Specializes in Tele, ICU, Staff Development.

The most important thing is to match the nurse's competencies with the patient's needs.

For example, in our ICU tele level patients are often held up from transferring out because there's no available tele beds. So having tele nurses float to ICU and manage these patients is better overall than an ICU nurse going heavily out of ratio.

A big problem is demonstrated in @Nurse Beth's and @JBMmom's posts. Nurse Beth describes a very reasonable approach. JBM describes what I bet many of us have directly witnessed where there is a great (or at least viable) starter idea and then, against all reason, it is decided to drive the idea straight off the rails.

Further, the choice to defy logic and human capability adds a great deal of mental and emotional distress that is difficulty to qualify. It's one thing to ask people to try something while fully acknowledging that the group will need to (and will be allowed to) make tweaks and improvements along the way. It's completely another thing to choose something ethically wrong and completely irrational and then blame and get mad at everyone else for not being able to do it and/or not liking your idea.

Specializes in Tele, ICU, Staff Development.
3 hours ago, JKL33 said:

It's one thing to ask people to try something while fully acknowledging that the group will need to (and will be allowed to) make tweaks and improvements along the way. It's completely another thing to choose something ethically wrong and completely irrational and then blame and get mad at everyone else for not being able to do it and/or not liking your idea.

Righty...and come up with poorly thought out plans without asking for  bedside clinicians' input. Nurses know what will work and what won't work.
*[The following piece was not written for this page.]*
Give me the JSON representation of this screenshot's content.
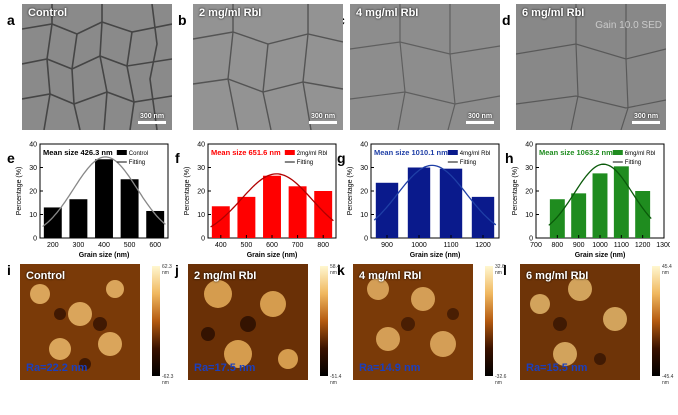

Specializes in being a Credible Source.

Well...

Some ICU players are pretty soft and require "intensive" care rather than "advanced" care; and that's an important distinction. An expert nurse off of a tele unit can reasonably be trained to provide care for some of those lower acuity patients. Provided, that is, that there is a mechanism in place for an expert consultation readily available at all times.

As with most things, it's really in the details and implementation.

Specializes in New Critical care NP, Critical care, Med-surg, LTC.
1 hour ago, Music in My Heart said:

Some ICU players are pretty soft and require "intensive" care rather than "advanced" care; and that's an important distinction.

For sure that's true, but they're a soft assignment for PROPERLY trained ICU nurses. And the problem with assigning those patients to a float nurse is that they're most likely to be moved out of a unit, and then they're open for an admission, which could be anything. And again, our unit works pretty well together and I think we support floats/new nurses pretty well, but to choose to float in untrained nurses when we were already short was a disservice to everyone. And I foresee this happening only in the least ideal of circumstances, like those that we were experiencing. For example, five nurses for 12 patients with eight on strict precautions means that the likelihood of finding someone to consult is small. If a doctor determines that a patient needs ICU level of care, they deserve an ICU trained nurse, and a nurse deserves the proper training for any environment in which he or she is expected to practice.